26 thoughts on “Gamifying Education – How to Make Your Classroom Truly Engaging – Extra Credits”

  1. As someone who excelled in college when he had a sense of agency (3.96 GPA and 5 honors at graduation) and who has been unemployed for a year despite every conceivable effort, I just wanted to say thank you.

    You finally crystallized in that section why I've felt so…off. I'm a strong Type A who felt his entire sense of agency ripped away from him and is frustrated and hurt that he can't find employment. Plus broke. :-p

  2. too many problems in education today. 1) too much emphasis on memorization versus intuition 2) the same path for all students, even when their interests vary to significant degrees, 3) The education system does not adapt to the most pressing issues the students are having. Students keep moving forward even when there are significant holes in understanding. 4) students are just not motivated to learn. The process of learning is not enjoyable for them.
    I believe games and Machine learning are game changers for education and an informed society. I was so board in history class.

  3. Leave it to a Canadian Pixar animator and a small team doing these videos as a hobby to be better at teaching millions of people than most teachers and professors throughout much of the world. My school had a point system that worked well for helping students stay on task and earn points that got used for various purchases, and a year end auction of items that got donated to the school. Unfortunately, the school fails in so many other ways, that a lot of students willingly ignore the topic of the class and take a nap or read/do something else more interesting to themselves, knowing they will get penalized for it. I always had an interest in Japanese mythology while growing up, go figure, when the teacher wanted us to read along through a story about some African small town villager, I had no interest in it, because of my own life in a small rural farm town I fought long and hard to disassociate myself from. My life experiences throughout the entirety of highschool has been as productive as all the time I spent on my Tamagotchi. If I got a do-over, I would have dropped out of school when I was 14 (year 2001) and never look back.

  4. I want to say a big thank you to the Extra Credits team for this episode from long ago. I am using the topic of this video as a jumping off point for a research paper for my grad class on ethics and technology in the classroom. I plan to talk about Reality Ends Here and Classcraft as examples as well. I can't remember the last time I was this excited or motivated to do a research paper. 🙂

  5. my school uses the genaric A P B BB rate (a = advansed P= proficent(pass) B=basic (barley failed) BB (you failed like hard fail) ) it is sad i wish it had an A=40 P=30 B=15 BB=0 or some variable of that. sekighara–> wikipedia—> monarch butterflies HA you have like 4 links i have 1(im only counting wiki)

  6. If a student wanted to learn on their own, wouldn't that be an intrinsic motivation? If a student were intrinsically motivated to do something then they'll be interested in a topic for a longer period of time than someone who is externally motivated.

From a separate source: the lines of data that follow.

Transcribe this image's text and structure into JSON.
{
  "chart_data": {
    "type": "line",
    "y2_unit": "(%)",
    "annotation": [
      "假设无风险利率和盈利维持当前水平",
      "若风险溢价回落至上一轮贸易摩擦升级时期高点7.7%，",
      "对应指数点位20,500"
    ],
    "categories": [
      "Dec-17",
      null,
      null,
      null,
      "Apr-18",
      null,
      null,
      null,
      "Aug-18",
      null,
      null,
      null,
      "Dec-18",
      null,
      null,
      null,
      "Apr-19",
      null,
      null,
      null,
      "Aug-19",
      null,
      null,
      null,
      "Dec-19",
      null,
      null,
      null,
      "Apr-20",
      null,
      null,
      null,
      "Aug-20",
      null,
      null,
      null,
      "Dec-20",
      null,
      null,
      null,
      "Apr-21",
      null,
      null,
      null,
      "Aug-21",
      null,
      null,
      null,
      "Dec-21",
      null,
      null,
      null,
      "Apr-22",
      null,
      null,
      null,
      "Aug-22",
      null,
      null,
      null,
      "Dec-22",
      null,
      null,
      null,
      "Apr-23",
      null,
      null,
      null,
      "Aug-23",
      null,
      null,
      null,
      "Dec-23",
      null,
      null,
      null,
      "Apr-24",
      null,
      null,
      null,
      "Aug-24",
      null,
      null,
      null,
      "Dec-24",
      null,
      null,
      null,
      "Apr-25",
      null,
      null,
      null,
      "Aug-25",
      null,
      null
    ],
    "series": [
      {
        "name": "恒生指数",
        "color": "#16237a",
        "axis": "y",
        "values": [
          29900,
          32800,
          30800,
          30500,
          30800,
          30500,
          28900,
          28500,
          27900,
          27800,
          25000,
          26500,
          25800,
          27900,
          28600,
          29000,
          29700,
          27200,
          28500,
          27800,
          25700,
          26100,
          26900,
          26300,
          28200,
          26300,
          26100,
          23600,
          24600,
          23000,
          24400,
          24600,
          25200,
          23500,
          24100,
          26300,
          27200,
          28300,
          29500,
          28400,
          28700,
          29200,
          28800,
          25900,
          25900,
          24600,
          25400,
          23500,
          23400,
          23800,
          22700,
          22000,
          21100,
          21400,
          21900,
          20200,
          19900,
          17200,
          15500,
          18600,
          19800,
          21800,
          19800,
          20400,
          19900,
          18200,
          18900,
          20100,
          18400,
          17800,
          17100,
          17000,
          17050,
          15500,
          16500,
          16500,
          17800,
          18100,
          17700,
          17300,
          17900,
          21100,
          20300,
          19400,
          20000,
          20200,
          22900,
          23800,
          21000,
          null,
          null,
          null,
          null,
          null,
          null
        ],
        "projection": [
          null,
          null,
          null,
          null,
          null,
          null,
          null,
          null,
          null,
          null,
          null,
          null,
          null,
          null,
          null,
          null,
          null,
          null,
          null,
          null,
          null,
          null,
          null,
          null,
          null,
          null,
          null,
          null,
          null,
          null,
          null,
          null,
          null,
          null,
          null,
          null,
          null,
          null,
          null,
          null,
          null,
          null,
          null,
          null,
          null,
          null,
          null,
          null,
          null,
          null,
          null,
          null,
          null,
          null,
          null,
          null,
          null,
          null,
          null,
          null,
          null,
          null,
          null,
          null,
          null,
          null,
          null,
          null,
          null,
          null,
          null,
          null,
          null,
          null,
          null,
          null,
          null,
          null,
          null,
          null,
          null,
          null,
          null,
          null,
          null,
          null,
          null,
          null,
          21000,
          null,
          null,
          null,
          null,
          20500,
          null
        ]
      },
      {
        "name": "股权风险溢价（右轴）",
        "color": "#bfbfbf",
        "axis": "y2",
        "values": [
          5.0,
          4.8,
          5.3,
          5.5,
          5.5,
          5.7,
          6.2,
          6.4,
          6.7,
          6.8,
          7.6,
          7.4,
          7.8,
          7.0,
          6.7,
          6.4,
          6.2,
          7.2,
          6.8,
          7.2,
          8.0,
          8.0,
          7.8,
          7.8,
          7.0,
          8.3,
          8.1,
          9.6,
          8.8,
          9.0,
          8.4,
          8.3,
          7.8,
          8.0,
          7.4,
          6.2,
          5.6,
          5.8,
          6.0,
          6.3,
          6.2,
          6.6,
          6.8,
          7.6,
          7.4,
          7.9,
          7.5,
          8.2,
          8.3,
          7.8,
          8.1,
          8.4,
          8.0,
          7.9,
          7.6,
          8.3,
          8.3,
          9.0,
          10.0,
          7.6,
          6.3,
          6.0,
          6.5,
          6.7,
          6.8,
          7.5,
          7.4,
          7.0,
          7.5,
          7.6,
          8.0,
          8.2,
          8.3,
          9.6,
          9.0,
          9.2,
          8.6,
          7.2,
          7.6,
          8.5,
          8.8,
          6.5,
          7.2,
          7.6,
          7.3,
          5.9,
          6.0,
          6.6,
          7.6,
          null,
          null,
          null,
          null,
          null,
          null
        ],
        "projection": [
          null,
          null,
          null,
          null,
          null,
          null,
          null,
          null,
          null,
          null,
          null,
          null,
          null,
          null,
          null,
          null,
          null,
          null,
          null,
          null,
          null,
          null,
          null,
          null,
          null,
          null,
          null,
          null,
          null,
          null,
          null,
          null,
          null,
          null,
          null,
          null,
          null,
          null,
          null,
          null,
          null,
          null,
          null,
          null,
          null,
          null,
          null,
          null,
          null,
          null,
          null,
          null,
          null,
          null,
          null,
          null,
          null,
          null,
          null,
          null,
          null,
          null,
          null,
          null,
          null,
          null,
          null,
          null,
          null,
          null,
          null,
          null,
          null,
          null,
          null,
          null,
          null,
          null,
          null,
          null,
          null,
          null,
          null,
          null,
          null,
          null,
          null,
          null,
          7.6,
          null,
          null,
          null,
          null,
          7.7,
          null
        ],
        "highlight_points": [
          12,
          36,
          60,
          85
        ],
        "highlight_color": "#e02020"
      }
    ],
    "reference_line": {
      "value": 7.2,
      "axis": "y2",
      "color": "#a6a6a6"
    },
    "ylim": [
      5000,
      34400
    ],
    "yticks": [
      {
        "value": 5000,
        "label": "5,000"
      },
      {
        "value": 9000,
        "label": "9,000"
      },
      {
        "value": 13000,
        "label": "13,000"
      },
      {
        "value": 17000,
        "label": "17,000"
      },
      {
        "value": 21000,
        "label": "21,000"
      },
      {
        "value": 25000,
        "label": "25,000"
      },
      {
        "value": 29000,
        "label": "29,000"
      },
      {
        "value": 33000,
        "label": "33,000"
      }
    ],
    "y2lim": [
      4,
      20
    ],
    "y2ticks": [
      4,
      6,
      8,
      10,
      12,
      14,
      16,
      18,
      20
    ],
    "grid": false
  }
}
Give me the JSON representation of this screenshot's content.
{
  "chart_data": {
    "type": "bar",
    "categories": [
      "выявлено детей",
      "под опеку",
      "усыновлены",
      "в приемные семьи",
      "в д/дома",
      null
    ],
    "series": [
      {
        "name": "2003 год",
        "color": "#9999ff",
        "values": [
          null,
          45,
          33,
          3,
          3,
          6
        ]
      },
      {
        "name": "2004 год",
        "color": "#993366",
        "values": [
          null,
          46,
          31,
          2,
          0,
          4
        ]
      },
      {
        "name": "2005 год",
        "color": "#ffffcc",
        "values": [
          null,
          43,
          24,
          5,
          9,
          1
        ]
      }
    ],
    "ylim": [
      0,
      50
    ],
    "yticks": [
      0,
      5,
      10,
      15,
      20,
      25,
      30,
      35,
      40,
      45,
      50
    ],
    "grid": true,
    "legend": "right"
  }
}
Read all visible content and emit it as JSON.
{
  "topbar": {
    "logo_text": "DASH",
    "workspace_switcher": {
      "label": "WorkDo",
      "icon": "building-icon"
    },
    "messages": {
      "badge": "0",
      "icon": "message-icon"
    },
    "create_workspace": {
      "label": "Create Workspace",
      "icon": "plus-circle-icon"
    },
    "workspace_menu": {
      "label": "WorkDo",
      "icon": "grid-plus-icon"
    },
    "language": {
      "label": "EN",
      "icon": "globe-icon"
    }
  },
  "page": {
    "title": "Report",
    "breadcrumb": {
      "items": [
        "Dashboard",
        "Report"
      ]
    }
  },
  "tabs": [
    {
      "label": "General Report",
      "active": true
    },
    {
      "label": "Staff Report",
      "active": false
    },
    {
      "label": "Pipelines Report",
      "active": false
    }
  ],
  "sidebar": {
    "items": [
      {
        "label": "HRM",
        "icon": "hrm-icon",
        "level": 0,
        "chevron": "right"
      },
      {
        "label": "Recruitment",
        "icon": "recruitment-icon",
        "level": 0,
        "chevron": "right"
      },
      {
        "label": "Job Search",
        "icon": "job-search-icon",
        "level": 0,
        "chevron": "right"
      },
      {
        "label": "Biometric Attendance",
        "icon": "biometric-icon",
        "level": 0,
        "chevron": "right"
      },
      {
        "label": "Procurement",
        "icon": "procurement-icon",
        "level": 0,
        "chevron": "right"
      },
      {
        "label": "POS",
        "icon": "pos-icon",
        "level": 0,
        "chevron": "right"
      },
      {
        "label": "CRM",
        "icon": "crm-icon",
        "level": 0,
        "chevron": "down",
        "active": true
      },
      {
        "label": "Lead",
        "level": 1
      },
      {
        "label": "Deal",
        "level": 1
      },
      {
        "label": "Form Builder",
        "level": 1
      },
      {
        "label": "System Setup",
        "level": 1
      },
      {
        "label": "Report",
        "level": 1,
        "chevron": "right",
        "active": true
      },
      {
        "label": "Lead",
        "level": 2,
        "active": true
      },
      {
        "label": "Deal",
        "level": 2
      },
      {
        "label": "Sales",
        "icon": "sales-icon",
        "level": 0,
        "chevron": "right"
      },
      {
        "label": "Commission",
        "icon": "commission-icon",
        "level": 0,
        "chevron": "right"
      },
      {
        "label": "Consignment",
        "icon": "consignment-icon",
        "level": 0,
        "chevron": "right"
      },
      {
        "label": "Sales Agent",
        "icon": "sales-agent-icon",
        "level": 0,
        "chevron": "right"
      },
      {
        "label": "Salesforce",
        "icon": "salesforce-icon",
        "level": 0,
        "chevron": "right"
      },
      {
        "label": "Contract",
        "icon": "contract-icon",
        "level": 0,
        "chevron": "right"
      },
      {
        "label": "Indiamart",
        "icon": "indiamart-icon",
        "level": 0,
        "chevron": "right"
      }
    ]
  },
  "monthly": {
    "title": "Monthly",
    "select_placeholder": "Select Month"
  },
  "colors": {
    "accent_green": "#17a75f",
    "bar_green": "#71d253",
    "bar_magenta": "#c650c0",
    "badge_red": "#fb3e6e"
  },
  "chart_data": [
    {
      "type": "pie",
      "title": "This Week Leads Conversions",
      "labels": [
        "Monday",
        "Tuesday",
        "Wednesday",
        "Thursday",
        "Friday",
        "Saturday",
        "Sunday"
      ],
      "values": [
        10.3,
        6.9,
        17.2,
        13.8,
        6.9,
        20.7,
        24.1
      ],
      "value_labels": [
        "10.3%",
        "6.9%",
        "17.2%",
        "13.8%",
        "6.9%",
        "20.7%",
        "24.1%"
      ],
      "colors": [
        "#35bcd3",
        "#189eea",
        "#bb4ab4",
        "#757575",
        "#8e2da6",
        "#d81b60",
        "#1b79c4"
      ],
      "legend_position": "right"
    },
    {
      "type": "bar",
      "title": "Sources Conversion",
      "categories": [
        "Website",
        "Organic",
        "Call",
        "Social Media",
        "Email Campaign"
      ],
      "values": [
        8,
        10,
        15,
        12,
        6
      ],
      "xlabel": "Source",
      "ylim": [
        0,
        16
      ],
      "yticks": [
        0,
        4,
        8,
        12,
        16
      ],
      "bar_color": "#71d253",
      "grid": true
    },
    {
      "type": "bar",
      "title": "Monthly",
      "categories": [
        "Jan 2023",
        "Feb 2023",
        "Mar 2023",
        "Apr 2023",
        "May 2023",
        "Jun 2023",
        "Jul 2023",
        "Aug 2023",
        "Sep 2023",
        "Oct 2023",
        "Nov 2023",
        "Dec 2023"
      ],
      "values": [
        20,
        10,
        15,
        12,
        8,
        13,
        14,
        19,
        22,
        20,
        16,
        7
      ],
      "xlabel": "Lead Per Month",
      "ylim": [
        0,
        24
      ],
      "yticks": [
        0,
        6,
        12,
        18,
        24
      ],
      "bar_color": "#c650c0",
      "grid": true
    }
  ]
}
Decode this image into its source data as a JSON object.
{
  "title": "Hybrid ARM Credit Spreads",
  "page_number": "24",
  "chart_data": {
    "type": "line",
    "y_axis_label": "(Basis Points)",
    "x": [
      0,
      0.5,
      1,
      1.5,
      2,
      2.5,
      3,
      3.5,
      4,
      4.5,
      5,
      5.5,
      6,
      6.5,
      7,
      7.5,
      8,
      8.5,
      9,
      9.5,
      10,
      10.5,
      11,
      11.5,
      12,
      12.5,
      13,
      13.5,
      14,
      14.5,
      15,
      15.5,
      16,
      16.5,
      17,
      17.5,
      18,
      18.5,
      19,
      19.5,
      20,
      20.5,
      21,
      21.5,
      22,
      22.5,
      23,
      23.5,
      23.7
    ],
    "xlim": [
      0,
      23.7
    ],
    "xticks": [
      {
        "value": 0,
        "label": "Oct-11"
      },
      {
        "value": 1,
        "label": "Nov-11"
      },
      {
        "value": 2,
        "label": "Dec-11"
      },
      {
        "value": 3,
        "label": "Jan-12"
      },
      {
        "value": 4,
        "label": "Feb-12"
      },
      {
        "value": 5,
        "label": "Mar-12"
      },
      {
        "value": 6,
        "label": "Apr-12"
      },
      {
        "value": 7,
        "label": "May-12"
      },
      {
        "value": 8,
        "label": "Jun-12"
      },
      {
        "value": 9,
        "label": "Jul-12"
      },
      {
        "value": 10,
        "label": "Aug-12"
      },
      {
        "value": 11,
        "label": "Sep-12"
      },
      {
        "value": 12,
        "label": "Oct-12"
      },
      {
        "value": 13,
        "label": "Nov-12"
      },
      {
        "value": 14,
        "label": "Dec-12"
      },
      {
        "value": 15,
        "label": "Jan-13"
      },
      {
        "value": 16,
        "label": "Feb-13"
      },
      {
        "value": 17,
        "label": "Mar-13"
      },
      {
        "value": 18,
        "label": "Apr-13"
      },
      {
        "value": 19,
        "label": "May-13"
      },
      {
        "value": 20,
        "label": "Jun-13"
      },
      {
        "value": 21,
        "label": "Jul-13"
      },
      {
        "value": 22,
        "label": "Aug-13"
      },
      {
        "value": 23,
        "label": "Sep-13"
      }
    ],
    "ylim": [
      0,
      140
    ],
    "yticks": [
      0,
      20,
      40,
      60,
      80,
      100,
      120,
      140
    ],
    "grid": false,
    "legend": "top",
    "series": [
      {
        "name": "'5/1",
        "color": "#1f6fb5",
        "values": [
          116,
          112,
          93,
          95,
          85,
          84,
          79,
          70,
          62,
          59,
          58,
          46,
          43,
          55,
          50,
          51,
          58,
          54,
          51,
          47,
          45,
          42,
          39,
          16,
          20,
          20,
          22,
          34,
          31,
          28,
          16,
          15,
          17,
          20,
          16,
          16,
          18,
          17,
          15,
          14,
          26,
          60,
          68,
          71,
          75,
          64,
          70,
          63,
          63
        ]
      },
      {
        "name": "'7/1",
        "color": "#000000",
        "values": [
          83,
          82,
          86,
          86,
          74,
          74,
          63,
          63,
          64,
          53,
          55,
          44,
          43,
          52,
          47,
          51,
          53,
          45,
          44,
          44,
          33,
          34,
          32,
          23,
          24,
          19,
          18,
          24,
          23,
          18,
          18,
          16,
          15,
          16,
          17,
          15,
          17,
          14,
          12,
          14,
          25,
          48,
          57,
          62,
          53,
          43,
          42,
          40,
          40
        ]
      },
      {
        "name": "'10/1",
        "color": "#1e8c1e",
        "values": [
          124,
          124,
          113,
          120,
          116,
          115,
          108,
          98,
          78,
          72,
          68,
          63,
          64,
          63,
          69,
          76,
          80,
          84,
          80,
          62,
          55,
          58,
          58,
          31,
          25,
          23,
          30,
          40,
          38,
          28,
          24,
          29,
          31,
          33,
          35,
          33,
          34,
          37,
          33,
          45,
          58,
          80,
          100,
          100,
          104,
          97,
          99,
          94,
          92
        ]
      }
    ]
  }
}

We're much happier doing what we want to do than what we have to do (which probably ties into agency)

  7. How about monopoly as a tool to get people learning?

    Properties could be countries/historical figures, and to buy that property you have to do a class presentation. Instead of chance/community chest cards that penalize you in game, you can have the option to make a poster about one of the planets in the solar system.

    The child who wins the game can have a pizza party or something.

  8. wikipedia link paths?
    if it works…
    what if 2 kids get the same # of zeldas links?

  9. Here's a problem I don't see addressed by this video or in my (admittedly brief) scanning of the comments: Grades are not the same as XP. Or at least they're not where I teach. A grade is supposed to be an indication of a student's achievement of curriculum expectations (That being said, grades are problematic too, but that's another topic). In this video, grades are treated as rewards. It would be unprofessional of me to award a student XP, and then have that correlate to an actual grade, for something another student has demonstrated (as described in the one hypothetical scenario where one student's achievement can unlock extra XP for the whole class). Still, I love the idea, but the XP/grade correlation has to have integrity.

  10. Are there any case studies when this kind of gamification has been put into practice in the class room? Preferably at the university level, or any groups that are experimenting with this?